Neyla : Nan, me bloque pas.
Neyla : Tu l'avais marqué sur la tranche de ton classeur !
Neyla : T'as pas pris option humour, toi.
Non, en effet, on ne pouvait pas dire que son sens de l'humour était bien développé. C'était d'ailleurs un point d'achoppement sur de nombreux sujets, sa tendance à comprendre les choses de façon trop littérale. Il n'y avait qu'avec sa famille, sa mère et ses frères, qu'il faisait des blagues.
Ethan : Désolé, week-end de merde. Pas contre toi. Tu veux quoi ?
Neyla : Sérieux, mec ! Tu peux pas tout jouer sur ton physique, faut que t'y mettes un peu du tien aussi.
Il sourit.
Ethan : Pour ?
Neyla : Notre future grande amitié.
Ethan : ...
Neyla : Fais pas genre ça t'intéresse pas, tout le monde a envie d'avoir des amis.
Ce n'était pas l'envie qui lui manquait. Juste qu'il ne se sentait pas de refuser certaines sorties, de trouver des excuses. Pas envie de décevoir ou de passer pour l'emmerdeur de service à fuir les soirées.
Ethan : J'peux vous filer mes cours sans être obligé de traîner avec vous aussi.
Neyla : Si t'étais à côté de moi, je te bafferais.
Il tenta une répartie qu'il aimait faire à son petit frère.
Ethan : T'es sûr que t'y arriverais ? Parce que tu sembles avoir les genoux un peu trop près des pieds, non ?
La réaction fut immédiate.
Neyla : OMG ! Ne me dis pas que t'as dit ce que tu as osé dire ! Mon gars, c'est plus une baffe que tu vas prendre, c'est un coup de pelle ! Et je ne suis pas petite ! Je suis mignonne, tu saisis la nuance ?
Ethan : Autant qu'un coup de pelle.
Finalement, elle commençait à lui plaire.
Neyla : Bon garçon.
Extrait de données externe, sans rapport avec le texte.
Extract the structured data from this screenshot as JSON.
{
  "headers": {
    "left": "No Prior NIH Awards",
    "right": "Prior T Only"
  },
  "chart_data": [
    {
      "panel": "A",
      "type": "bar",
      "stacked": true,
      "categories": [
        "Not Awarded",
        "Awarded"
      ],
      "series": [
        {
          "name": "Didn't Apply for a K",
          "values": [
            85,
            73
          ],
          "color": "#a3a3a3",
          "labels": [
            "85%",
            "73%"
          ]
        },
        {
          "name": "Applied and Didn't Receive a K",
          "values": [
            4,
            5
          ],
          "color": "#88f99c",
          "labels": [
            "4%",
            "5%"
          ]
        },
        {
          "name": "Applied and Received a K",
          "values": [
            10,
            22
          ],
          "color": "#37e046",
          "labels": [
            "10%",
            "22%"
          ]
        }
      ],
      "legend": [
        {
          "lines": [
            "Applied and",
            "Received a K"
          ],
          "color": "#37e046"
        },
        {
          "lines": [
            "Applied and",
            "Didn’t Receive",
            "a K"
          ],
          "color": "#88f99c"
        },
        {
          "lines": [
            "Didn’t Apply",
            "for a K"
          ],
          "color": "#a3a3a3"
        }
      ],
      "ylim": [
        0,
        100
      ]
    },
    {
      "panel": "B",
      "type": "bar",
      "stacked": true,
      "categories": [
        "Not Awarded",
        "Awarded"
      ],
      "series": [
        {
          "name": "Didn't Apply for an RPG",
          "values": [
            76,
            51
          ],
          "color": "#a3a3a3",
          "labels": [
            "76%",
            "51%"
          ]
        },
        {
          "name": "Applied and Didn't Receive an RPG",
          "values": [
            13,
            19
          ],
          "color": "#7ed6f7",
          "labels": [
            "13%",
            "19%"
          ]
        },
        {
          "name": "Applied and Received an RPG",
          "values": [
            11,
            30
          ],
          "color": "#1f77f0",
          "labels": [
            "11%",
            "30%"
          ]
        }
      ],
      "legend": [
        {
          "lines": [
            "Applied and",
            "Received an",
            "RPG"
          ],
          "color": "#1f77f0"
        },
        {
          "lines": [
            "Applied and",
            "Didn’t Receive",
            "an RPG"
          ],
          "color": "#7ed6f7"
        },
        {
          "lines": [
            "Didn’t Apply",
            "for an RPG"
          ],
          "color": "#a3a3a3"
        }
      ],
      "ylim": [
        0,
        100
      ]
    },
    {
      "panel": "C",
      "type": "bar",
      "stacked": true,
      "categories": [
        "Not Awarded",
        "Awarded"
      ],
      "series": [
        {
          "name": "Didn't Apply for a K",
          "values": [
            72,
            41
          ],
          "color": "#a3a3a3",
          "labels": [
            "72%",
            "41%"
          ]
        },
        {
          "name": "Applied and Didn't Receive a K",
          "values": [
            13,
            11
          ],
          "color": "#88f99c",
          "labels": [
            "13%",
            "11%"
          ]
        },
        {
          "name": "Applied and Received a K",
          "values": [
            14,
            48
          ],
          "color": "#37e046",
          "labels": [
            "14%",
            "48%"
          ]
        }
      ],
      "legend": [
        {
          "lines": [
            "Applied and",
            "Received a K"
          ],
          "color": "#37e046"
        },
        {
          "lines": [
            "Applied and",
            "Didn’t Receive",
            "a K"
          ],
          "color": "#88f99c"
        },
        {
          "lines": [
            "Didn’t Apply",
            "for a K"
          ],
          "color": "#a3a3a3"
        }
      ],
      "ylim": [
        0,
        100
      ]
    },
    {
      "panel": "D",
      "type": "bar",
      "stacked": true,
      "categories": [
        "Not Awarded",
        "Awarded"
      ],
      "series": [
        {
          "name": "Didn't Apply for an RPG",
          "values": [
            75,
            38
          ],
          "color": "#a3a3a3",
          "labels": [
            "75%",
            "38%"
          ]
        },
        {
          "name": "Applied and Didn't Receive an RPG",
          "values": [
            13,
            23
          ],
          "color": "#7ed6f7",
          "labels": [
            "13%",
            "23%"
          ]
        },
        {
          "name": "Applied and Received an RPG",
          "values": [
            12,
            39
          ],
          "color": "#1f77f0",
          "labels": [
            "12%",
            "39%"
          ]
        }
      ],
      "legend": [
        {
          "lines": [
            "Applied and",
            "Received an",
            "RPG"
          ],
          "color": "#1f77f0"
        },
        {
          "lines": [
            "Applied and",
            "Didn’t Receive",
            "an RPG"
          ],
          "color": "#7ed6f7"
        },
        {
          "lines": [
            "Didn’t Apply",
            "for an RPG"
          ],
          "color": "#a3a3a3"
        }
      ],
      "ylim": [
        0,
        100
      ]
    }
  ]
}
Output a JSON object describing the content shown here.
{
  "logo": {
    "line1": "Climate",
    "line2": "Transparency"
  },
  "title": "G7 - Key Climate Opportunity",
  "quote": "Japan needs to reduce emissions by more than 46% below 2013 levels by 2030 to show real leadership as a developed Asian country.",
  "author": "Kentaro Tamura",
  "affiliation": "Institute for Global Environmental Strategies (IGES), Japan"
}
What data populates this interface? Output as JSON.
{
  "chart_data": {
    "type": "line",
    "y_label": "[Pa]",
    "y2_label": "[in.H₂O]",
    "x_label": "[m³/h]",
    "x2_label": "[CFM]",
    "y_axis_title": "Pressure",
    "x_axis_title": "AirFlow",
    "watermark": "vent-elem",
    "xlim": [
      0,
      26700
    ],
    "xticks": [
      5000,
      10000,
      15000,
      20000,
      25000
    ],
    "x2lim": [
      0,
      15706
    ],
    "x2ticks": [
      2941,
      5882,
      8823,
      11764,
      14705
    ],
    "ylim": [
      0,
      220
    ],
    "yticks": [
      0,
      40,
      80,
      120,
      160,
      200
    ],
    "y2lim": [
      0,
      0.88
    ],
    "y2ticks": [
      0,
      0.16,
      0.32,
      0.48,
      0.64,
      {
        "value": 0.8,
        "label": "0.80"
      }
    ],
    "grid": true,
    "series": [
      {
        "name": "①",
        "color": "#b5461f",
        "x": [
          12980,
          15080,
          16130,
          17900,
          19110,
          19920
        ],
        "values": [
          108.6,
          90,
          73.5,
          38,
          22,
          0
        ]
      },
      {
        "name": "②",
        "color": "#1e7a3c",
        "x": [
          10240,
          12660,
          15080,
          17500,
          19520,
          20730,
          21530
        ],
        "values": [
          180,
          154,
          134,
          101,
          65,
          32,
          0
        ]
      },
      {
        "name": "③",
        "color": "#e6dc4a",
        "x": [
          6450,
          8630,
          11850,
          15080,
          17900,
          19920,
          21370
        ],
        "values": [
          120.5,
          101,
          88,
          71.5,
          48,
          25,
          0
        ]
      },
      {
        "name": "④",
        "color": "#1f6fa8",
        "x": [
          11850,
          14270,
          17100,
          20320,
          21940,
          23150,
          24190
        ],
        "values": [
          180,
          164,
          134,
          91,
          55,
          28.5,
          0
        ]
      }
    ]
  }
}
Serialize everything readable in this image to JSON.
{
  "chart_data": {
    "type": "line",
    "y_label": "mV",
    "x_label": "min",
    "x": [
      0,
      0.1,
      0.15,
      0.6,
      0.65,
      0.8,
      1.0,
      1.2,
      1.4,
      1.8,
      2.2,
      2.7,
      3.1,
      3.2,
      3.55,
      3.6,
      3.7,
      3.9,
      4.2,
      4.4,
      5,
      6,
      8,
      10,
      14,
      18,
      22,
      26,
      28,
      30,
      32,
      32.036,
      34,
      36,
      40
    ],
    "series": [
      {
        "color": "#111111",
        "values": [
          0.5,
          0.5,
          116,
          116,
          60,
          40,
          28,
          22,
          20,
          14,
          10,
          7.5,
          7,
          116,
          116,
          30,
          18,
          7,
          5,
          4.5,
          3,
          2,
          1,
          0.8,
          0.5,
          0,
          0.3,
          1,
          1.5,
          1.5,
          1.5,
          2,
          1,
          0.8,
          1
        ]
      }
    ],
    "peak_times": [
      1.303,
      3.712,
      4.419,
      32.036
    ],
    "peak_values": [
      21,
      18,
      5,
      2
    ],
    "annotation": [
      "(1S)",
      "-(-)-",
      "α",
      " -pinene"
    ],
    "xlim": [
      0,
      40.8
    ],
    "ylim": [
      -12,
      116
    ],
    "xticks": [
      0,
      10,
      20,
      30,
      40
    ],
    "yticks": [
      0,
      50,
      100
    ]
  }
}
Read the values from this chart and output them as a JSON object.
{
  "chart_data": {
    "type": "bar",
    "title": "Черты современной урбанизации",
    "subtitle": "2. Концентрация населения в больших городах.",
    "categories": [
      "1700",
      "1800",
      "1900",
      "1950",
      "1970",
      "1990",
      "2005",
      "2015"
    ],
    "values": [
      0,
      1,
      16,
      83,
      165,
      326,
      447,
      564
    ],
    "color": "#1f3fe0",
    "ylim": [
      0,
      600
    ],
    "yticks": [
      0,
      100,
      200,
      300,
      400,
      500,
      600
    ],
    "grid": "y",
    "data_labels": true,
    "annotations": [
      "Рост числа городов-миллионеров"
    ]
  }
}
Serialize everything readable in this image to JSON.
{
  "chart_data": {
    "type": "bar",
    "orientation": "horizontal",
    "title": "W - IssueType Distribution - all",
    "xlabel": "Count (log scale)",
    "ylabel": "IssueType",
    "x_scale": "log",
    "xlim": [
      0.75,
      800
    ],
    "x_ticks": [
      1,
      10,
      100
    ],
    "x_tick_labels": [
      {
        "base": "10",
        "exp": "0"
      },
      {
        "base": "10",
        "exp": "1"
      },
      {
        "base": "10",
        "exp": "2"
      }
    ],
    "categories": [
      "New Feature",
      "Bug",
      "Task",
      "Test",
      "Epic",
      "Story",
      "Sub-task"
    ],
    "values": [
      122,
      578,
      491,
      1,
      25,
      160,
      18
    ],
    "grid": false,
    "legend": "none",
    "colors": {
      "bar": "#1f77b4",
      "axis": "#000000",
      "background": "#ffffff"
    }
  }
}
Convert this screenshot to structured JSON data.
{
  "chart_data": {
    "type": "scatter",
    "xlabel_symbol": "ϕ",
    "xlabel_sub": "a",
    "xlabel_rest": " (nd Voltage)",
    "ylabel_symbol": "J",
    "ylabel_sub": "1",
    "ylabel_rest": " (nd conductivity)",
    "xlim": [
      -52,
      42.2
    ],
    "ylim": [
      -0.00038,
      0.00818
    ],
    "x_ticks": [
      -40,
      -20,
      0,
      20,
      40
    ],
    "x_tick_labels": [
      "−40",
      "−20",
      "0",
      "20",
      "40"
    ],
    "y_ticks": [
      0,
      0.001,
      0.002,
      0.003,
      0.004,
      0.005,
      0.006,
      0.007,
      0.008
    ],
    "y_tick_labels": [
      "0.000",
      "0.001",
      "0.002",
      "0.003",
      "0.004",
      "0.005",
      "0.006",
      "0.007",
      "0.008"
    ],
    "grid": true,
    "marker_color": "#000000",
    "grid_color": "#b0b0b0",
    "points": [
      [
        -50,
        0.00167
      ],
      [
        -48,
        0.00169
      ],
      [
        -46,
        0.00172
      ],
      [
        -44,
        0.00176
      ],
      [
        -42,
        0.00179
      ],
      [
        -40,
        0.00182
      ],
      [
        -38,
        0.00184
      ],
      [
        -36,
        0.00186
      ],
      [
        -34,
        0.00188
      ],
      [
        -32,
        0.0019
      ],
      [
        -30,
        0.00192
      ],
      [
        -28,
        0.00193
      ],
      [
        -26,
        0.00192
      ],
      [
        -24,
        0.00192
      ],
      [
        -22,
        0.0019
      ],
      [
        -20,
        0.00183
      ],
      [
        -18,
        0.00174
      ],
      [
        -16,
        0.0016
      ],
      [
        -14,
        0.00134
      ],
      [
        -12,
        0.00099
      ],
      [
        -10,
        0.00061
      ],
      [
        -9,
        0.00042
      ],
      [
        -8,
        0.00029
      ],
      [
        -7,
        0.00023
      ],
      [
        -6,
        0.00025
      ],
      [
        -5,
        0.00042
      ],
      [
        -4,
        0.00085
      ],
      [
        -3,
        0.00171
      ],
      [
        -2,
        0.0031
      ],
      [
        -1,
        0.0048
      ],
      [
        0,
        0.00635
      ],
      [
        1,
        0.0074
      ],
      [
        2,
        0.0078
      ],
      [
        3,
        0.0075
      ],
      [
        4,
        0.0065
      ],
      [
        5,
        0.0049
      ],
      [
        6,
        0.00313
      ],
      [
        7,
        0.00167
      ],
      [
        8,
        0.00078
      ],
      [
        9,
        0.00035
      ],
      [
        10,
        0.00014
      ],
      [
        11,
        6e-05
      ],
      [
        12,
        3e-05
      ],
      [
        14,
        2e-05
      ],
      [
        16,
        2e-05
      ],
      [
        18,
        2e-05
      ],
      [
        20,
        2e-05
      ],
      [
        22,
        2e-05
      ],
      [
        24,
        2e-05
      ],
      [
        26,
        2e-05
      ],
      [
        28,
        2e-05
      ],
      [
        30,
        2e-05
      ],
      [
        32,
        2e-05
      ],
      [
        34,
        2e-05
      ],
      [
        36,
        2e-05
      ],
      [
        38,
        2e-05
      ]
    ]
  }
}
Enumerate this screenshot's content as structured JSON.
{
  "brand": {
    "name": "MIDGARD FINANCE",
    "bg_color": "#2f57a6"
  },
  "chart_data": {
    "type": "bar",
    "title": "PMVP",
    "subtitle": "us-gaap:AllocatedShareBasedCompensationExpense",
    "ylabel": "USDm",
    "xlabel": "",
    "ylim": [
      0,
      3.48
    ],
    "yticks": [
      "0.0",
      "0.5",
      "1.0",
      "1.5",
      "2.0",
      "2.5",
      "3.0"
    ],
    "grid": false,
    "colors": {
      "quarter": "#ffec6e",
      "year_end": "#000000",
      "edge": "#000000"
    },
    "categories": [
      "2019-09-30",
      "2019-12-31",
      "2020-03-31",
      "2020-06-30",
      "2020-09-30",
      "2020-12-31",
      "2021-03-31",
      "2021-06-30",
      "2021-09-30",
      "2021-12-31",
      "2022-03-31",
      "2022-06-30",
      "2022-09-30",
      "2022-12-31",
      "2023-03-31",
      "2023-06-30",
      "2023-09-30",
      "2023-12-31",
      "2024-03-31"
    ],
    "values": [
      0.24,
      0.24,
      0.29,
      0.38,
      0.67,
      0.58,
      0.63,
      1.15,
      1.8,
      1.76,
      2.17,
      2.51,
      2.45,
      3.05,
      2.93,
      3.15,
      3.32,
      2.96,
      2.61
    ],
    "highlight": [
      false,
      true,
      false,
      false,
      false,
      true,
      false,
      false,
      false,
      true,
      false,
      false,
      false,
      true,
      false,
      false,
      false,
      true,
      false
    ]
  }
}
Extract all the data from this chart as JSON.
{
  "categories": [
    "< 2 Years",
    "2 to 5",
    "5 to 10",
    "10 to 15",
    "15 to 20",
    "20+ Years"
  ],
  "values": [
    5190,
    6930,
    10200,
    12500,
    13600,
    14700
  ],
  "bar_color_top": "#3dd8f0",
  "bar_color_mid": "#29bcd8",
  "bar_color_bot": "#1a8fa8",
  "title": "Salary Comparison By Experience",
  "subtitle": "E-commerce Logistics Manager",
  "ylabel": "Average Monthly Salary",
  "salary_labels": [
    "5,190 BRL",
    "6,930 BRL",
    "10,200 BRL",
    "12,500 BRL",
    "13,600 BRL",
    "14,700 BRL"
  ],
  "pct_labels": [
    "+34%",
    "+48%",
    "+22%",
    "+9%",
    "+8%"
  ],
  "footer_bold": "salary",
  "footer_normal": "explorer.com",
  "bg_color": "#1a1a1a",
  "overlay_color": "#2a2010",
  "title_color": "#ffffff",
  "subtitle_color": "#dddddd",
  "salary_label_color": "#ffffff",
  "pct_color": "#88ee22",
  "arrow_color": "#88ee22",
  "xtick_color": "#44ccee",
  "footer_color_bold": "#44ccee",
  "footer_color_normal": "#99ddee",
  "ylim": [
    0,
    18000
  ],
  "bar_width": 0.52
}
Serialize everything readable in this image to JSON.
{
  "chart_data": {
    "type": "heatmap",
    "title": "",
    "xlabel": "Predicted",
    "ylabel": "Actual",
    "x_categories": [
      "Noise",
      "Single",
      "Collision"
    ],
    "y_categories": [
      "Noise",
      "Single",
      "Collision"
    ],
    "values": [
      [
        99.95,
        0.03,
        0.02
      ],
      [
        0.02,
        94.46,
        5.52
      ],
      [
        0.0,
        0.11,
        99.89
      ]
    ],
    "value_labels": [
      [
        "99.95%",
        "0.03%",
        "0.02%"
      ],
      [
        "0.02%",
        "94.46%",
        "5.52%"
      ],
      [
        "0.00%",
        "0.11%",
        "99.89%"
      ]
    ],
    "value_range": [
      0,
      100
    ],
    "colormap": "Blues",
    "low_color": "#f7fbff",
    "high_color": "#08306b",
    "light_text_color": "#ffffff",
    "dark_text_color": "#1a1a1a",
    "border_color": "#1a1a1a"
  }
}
Si tu veux, demain, on se prend un café avant les cours, vu qu'on commence tard. Neuf heures chez Olivier.
Ethan : Qui ?
Neyla : C'est le vieux bar pourri dans la rue à gauche de l'entrée nord.
Ethan : Je promets rien.
Neyla : Johan sera là, avec d'autres potes.
Est-ce que c'était vraiment censé le convaincre ? En quoi la présence du blond et d'inconnus était-elle un appât suffisant ?
Ethan : T'es en train de me dire que Blondie sera là ? Moi qui partais sur un plan drague.
Neyla : J'y crois même pas une seconde. Et toi non plus ! J'te friendzone direct, t'es prévenu.
Ethan : Je vais jamais m'en remettre !
Neyla : Menteur.
Ethan répondit par un smiley clin d'œil. Elle lui envoya un câlin. Et il ferma l'appli. Il n'avait ni accepté ni refusé.
Sa mère passa la main dans ses cheveux.
« Qui est-ce qui te fait sourire comme ça ?
– Personne, répondit-il.
– Hm... N'espère pas me faire croire ça. »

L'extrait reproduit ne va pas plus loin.